Cumhurbaşkanı Erdoğan, MİT’in sivilleştikçe asli görevlerini daha etkin bir şekilde icra etmeye başladığını, teşkilatın personel kapasitesini Türkiye Yüzyılı vizyonunu yansıtır şekilde daha da güçlendireceklerini de not düştü.
Dahası Cumhurbaşkanı Erdoğan’ın terör ve yabancı casusluk faaliyetlerinin yanı sıra düzensiz göç, radikalleşme, organize suçlar, yabancı karşıtlığı ve İslam düşmanlığını yeni tehdit alanları olarak tanımlaması da son derece önem arz etmekte. Nitekim Türkiye’nin bu hususlarda şimdiden önleyici/ön alıcı adımlar atması, mücadele politikalarını belirginleştirmesi gerekmekte.
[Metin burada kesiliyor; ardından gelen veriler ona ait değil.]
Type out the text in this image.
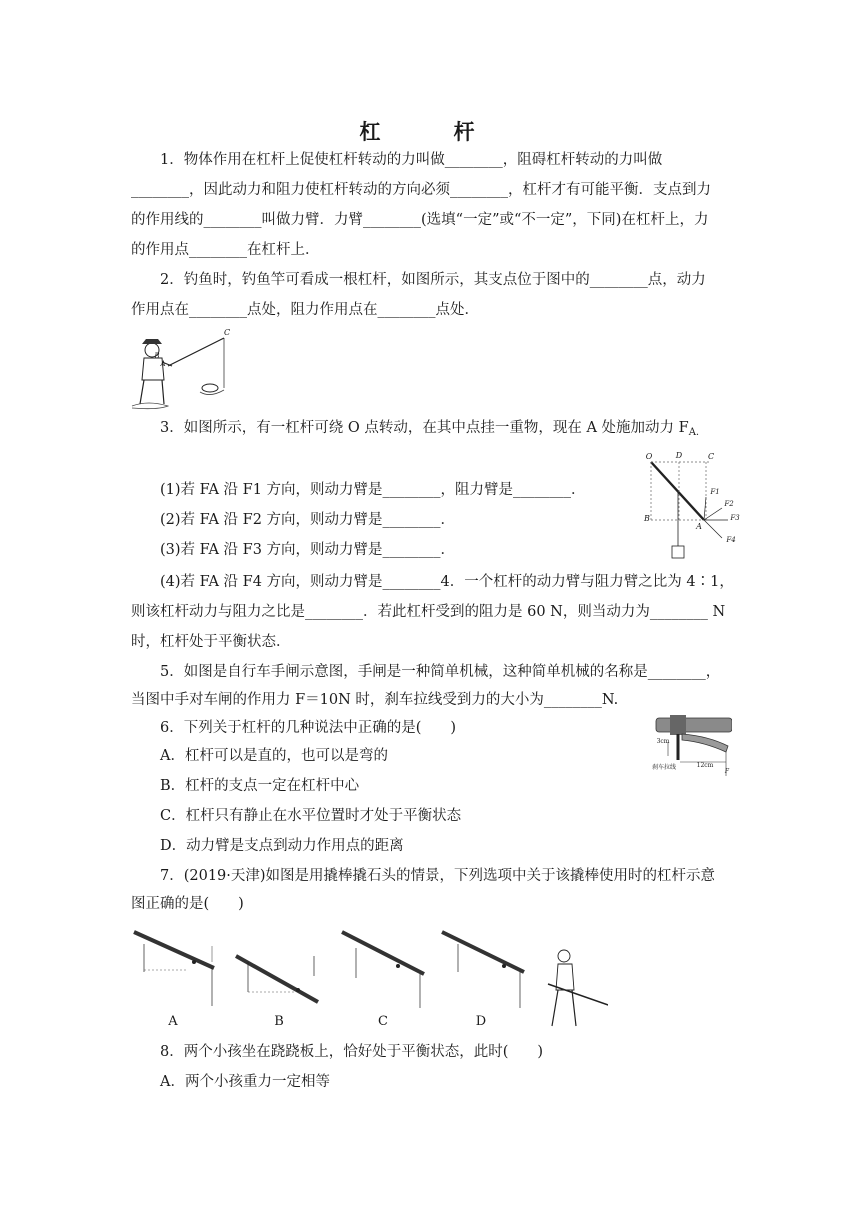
杠　杆
1．物体作用在杠杆上促使杠杆转动的力叫做________，阻碍杠杆转动的力叫做
________，因此动力和阻力使杠杆转动的方向必须________，杠杆才有可能平衡．支点到力
的作用线的________叫做力臂．力臂________(选填“一定”或“不一定”，下同)在杠杆上，力
的作用点________在杠杆上．
2．钓鱼时，钓鱼竿可看成一根杠杆，如图所示，其支点位于图中的________点，动力
作用点在________点处，阻力作用点在________点处．
C
B
A
3．如图所示，有一杠杆可绕 O 点转动，在其中点挂一重物，现在 A 处施加动力 $F_{A.}$
O	D	C
B
A
F1
F2
F3
F4
(1)若 FA 沿 F1 方向，则动力臂是________，阻力臂是________．
(2)若 FA 沿 F2 方向，则动力臂是________．
(3)若 FA 沿 F3 方向，则动力臂是________．
(4)若 FA 沿 F4 方向，则动力臂是________4．一个杠杆的动力臂与阻力臂之比为 4∶1，
则该杠杆动力与阻力之比是________．若此杠杆受到的阻力是 60 N，则当动力为________ N
时，杠杆处于平衡状态．
5．如图是自行车手闸示意图，手闸是一种简单机械，这种简单机械的名称是________，
当图中手对车闸的作用力 F＝10N 时，刹车拉线受到力的大小为________N.
3cm
刹车拉线	12cm
F
6．下列关于杠杆的几种说法中正确的是(　　)
A．杠杆可以是直的，也可以是弯的
B．杠杆的支点一定在杠杆中心
C．杠杆只有静止在水平位置时才处于平衡状态
D．动力臂是支点到动力作用点的距离
7．(2019·天津)如图是用撬棒撬石头的情景，下列选项中关于该撬棒使用时的杠杆示意
图正确的是(　　)
A	B	C	D
8．两个小孩坐在跷跷板上，恰好处于平衡状态，此时(　　)
A．两个小孩重力一定相等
Cumhurbaşkanı Erdoğan’ın konuşmasında dikkat çeken bir diğer madde de kamu kurumlarında bilgi güvenliğinin tahkim edilmesi hususunda MİT Başkanlığının çalışma yürüteceğini ifade etmesiydi. Bilindiği üzere yabancı menşeli uygulamaların barındırdığı
riskler nedeniyle, kritik görevlerdeki kamu personeline yönelik çeşitli kısıtlamaların hayata geçirileceği güvenlik kaynaklarınca paylaşılmıştı.
Cumhurbaşkanı Erdoğan’ın terör örgütleri ve teröristle mücadelede
İHA/SİHA platformlarının artan rolüne yaptığı atıf ise son derece önemliydi. MİT, ileri teknolojileri operasyonel kapasitesine entegre etmeyi başaran en etkili kurumlardan biridir. Yeni dönemde de yeni ürün portföyünün envantere alınmasıyla kararlılıkla bu tür operasyonları ifa etmeye devam edecektir.